Fin du tournoi de wilaya de pétanque

19/07/15 - La triplette Zaidi de l’OS Tichy a remporté la semaine dernière à Tichy la deuxième édition du tournoi de wilaya de pétanque «la boule bleue» organisé par la section boules du même club, en prenant le meilleur sur son vis-à-vis la triplette Hmanou à l’issue d’une rencontre très disputée qui a duré près de deux heures. Dix-huit triplettes ont pris part à ce tournoi de wilaya.
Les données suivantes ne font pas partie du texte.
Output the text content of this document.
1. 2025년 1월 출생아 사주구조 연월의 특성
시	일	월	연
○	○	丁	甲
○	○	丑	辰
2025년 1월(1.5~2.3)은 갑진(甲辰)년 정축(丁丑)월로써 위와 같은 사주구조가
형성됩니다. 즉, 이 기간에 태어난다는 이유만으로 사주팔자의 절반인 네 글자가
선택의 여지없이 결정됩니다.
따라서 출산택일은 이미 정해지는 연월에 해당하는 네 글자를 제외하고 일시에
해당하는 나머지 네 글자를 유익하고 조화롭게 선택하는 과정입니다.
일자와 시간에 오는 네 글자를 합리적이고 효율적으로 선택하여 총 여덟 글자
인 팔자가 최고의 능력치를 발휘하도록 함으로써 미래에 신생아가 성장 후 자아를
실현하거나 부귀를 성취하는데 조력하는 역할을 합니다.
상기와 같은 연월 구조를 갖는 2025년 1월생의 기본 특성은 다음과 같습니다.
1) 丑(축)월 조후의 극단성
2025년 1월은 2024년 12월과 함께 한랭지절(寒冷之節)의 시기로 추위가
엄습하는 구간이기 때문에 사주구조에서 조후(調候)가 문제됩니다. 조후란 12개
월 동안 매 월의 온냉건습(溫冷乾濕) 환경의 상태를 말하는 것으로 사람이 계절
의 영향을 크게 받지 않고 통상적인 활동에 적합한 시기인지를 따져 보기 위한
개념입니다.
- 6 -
Cette compétition qui s’est déroulée sur une vingtaine de jours «a créé une ambiance festive» au niveau du boulodrome du Csp de Tichy, s’est félicité le directeur de l’office des établissements de jeunesse qui a assisté à certaines des rencontres, ajoutant que cette discipline «mérite plus d’attention de la part du secteur de la jeunesse et des sports». Le boulisme à Tichy, qui en est encore au stade de gestation et dont les animateurs locaux ne cachent pas leur volonté d’en faire une discipline à part entière, fut d’ailleurs l’objet d’un long entretien le lendemain de ce tournoi avec le nouveau directeur de l’ODEJ, M. Kabou Mansour, qui a prêté une oreille plus qu’attentive aux doléances et suggestions des amoureux de cette discipline.  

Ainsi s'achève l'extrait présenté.